Both boundary conditions are defined on the same coordinate system and the combination of constraints do not conflict.
Both boundary conditions are defined on mutually orthogonal cartesian coordinate systems and the combination of constraints do not conflict.
Both boundary conditions are defined on cylindrical coordinate systems whose z-axes are aligned with one another and the combination of constraints do not conflict.
Both boundary conditions are defined on cartesian coordinate systems that have one axis aligned (and the constraints in the two boundary conditions in that direction do not conflict) but the other two do not. This scenario is depicted in Figure 1 where the y axis in CS1 is parallel to the y axis in CS2. Then the allowed constraints in the remaining axes x and z in both CS1 and CS2 are:
If the x and z constraints in one boundary condition are both free (then there are no restrictions on the constraints in x and z on the other boundary condition).
Where all of the constraints in x and z in both boundary conditions are either fixed or free
Figure depicting two boundary conditions whose scoping shares a common edge and that are defined on coordinate systems that are not orthogonal. BoundaryCondition1 is defined on the coordinate system (CS1) shown on the left. BoundaryCondition2 is defined on the coordinate system (CS2) shown on the right. CS1 and CS2 both have their y axes aligned, but the x in CS1 is not orthogonal to x in CS2, and z in CS1 is not orthogonal to z in CS2.

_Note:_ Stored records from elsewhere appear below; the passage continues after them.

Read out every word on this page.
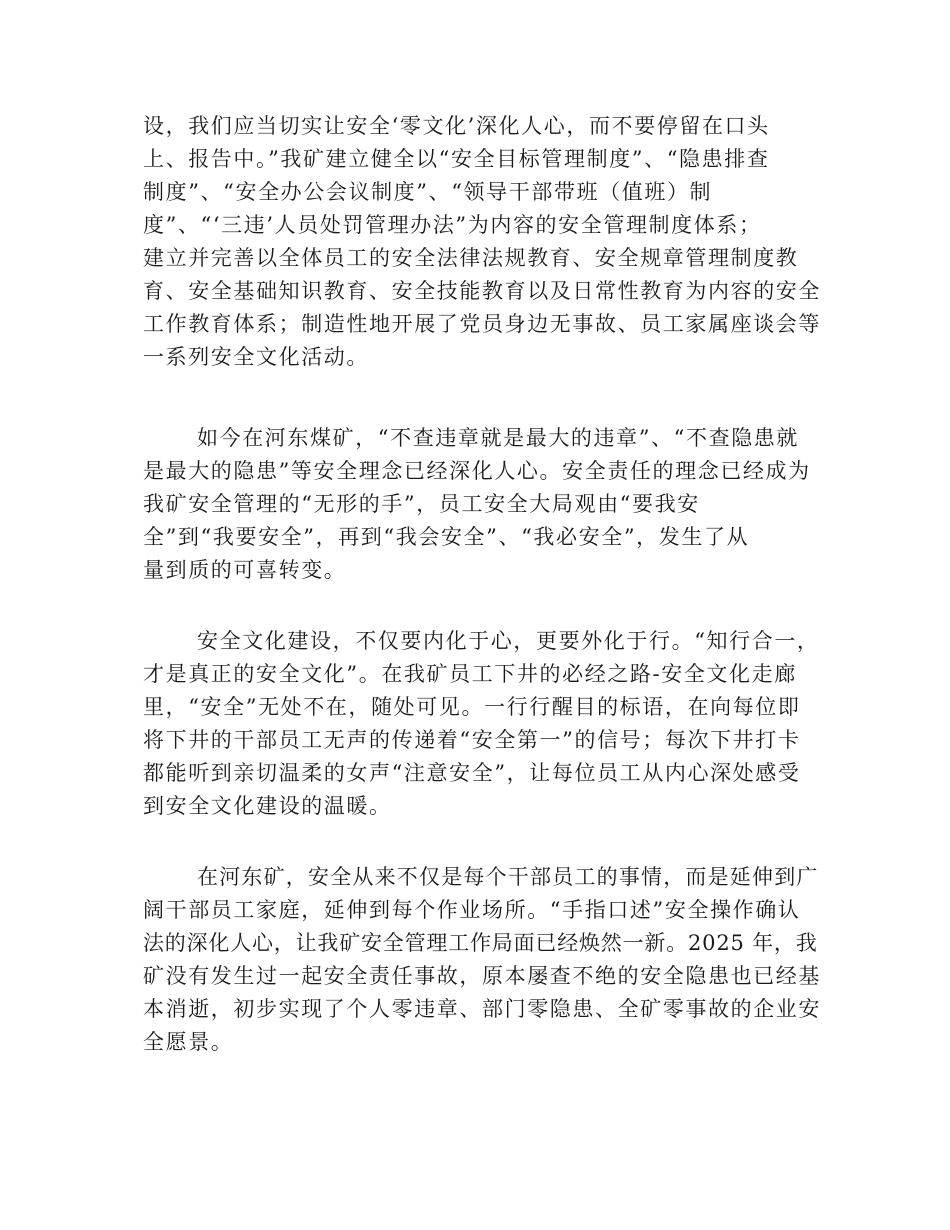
设，我们应当切实让安全‘零文化’深化人心，而不要停留在口头
上、报告中。”我矿建立健全以“安全目标管理制度”、“隐患排查
制度”、“安全办公会议制度”、“领导干部带班（值班）制
度”、“‘三违’人员处罚管理办法”为内容的安全管理制度体系；
建立并完善以全体员工的安全法律法规教育、安全规章管理制度教
育、安全基础知识教育、安全技能教育以及日常性教育为内容的安全
工作教育体系；制造性地开展了党员身边无事故、员工家属座谈会等
一系列安全文化活动。
如今在河东煤矿，“不查违章就是最大的违章”、“不查隐患就
是最大的隐患”等安全理念已经深化人心。安全责任的理念已经成为
我矿安全管理的“无形的手”，员工安全大局观由“要我安
全”到“我要安全”，再到“我会安全”、“我必安全”，发生了从
量到质的可喜转变。
安全文化建设，不仅要内化于心，更要外化于行。“知行合一，
才是真正的安全文化”。在我矿员工下井的必经之路-安全文化走廊
里，“安全”无处不在，随处可见。一行行醒目的标语，在向每位即
将下井的干部员工无声的传递着“安全第一”的信号；每次下井打卡
都能听到亲切温柔的女声“注意安全”，让每位员工从内心深处感受
到安全文化建设的温暖。
在河东矿，安全从来不仅是每个干部员工的事情，而是延伸到广
阔干部员工家庭，延伸到每个作业场所。“手指口述”安全操作确认
法的深化人心，让我矿安全管理工作局面已经焕然一新。2025 年，我
矿没有发生过一起安全责任事故，原本屡查不绝的安全隐患也已经基
本消逝，初步实现了个人零违章、部门零隐患、全矿零事故的企业安
全愿景。
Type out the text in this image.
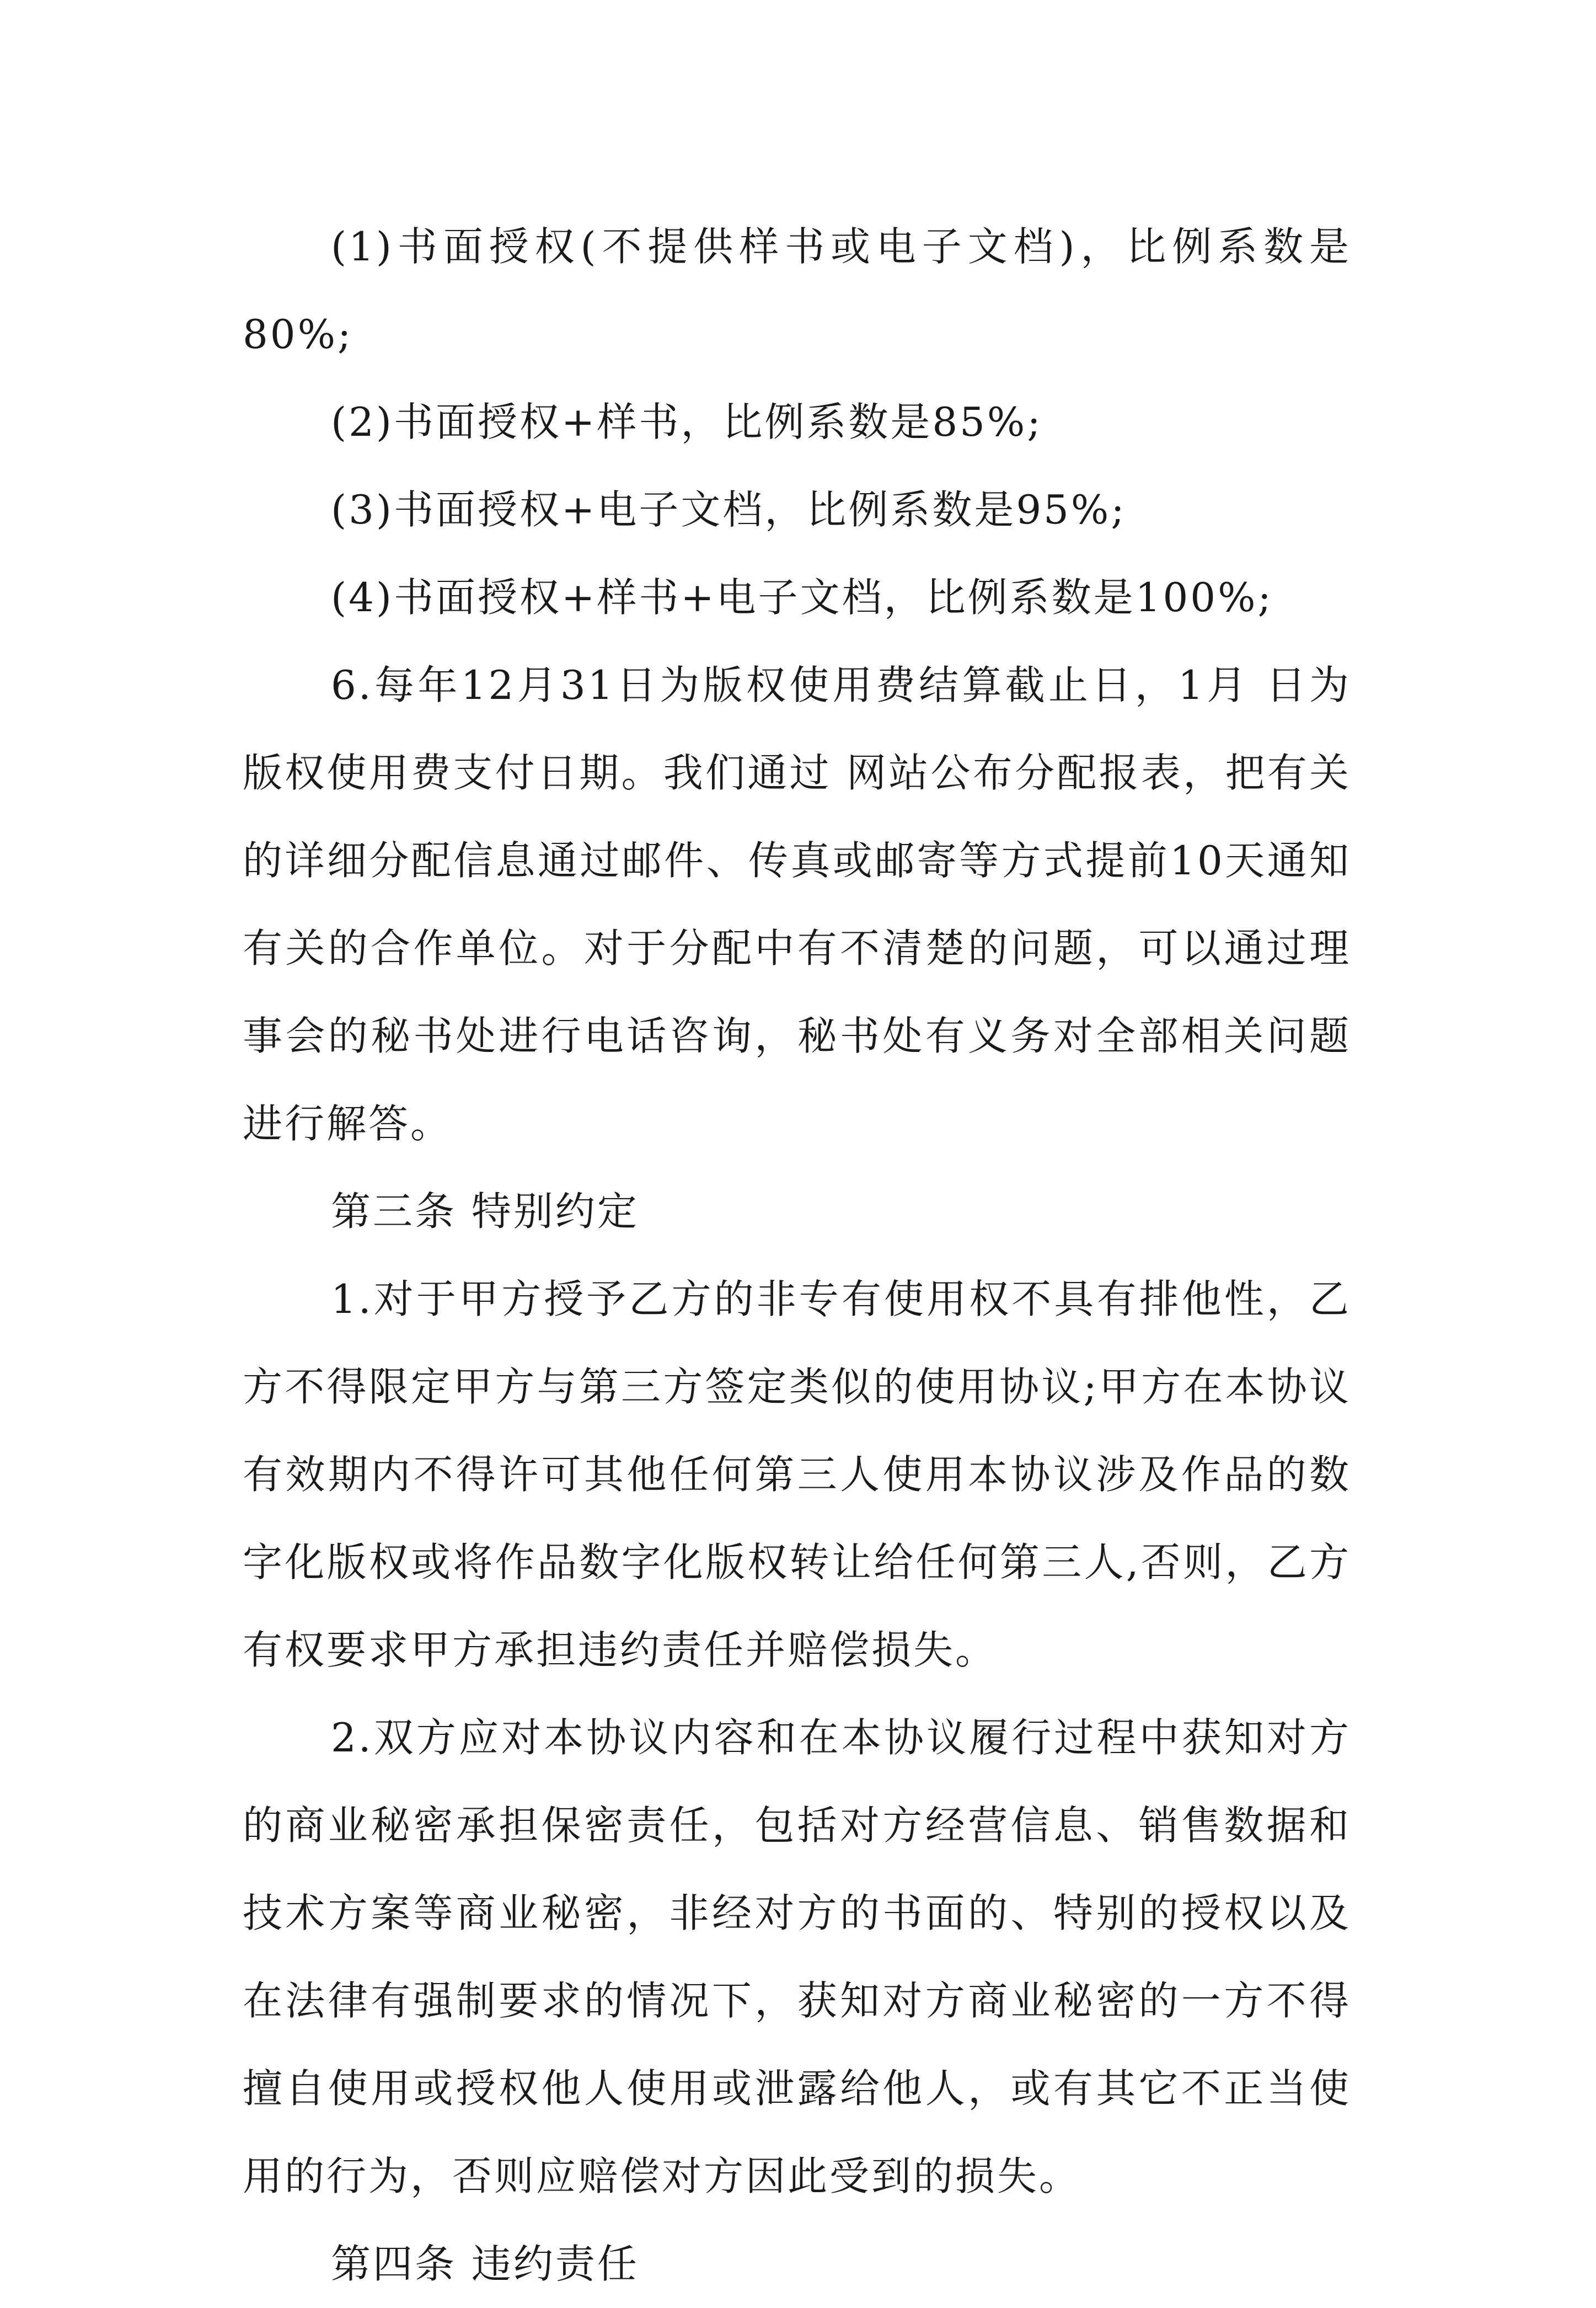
(1)书面授权(不提供样书或电子文档)，比例系数是80%;

(2)书面授权+样书，比例系数是85%;

(3)书面授权+电子文档，比例系数是95%;

(4)书面授权+样书+电子文档，比例系数是100%;

6.每年12月31日为版权使用费结算截止日，1月 日为版权使用费支付日期。我们通过 网站公布分配报表，把有关的详细分配信息通过邮件、传真或邮寄等方式提前10天通知有关的合作单位。对于分配中有不清楚的问题，可以通过理事会的秘书处进行电话咨询，秘书处有义务对全部相关问题进行解答。

第三条 特别约定

1.对于甲方授予乙方的非专有使用权不具有排他性，乙方不得限定甲方与第三方签定类似的使用协议;甲方在本协议有效期内不得许可其他任何第三人使用本协议涉及作品的数字化版权或将作品数字化版权转让给任何第三人,否则，乙方有权要求甲方承担违约责任并赔偿损失。

2.双方应对本协议内容和在本协议履行过程中获知对方的商业秘密承担保密责任，包括对方经营信息、销售数据和技术方案等商业秘密，非经对方的书面的、特别的授权以及在法律有强制要求的情况下，获知对方商业秘密的一方不得擅自使用或授权他人使用或泄露给他人，或有其它不正当使用的行为，否则应赔偿对方因此受到的损失。

第四条 违约责任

When the two coordinate systems share one axis in the same direction and the other two sets of two axes are not aligned, the constraints allowed on these remaining four axes are those shown in the table below marked with green checkmark.
Note:
Two functions that are the same function but are expressed using a different string (including differences in white space) may cause conflicts which cannot be resolved by the Explicit Dynamics solver (although they are not technically conflicting constraints).
The check for conflicting boundary conditions becomes more stringent if multiple load steps are defined under analysis settings and one (or more) of these boundary conditions is deactivated during the analysis. An additional conflict may exist if the solver is not able to combine the active and deactivated boundary condition into a single new boundary condition and apply it to the common nodes. An error along the following lines will be given, followed by a suggestion to circumvent the conflict:
The coordinate systems of two boundary conditions are compatible (or incompatible) but a deactivated load step causes the values of the boundary conditions to conflict. <suggestion>
The Initial Conditions object in the Explicit Dynamics system can be helpful when certain aspects of the Implicit model cannot be directly recreated. It is a simple initial velocity, angular or directional, that is scoped to a body and is assigned at the initial cycle. This can be altered freely by different boundary conditions and events during the solve; its value is not constrained or limited. Another use for Initial Conditions is adding a pre-stress, usually from an Implicit solve. This is useful when an extensive complex combined simulation is required, and is not intended for situations where you need to run the same model setup with the two different solvers.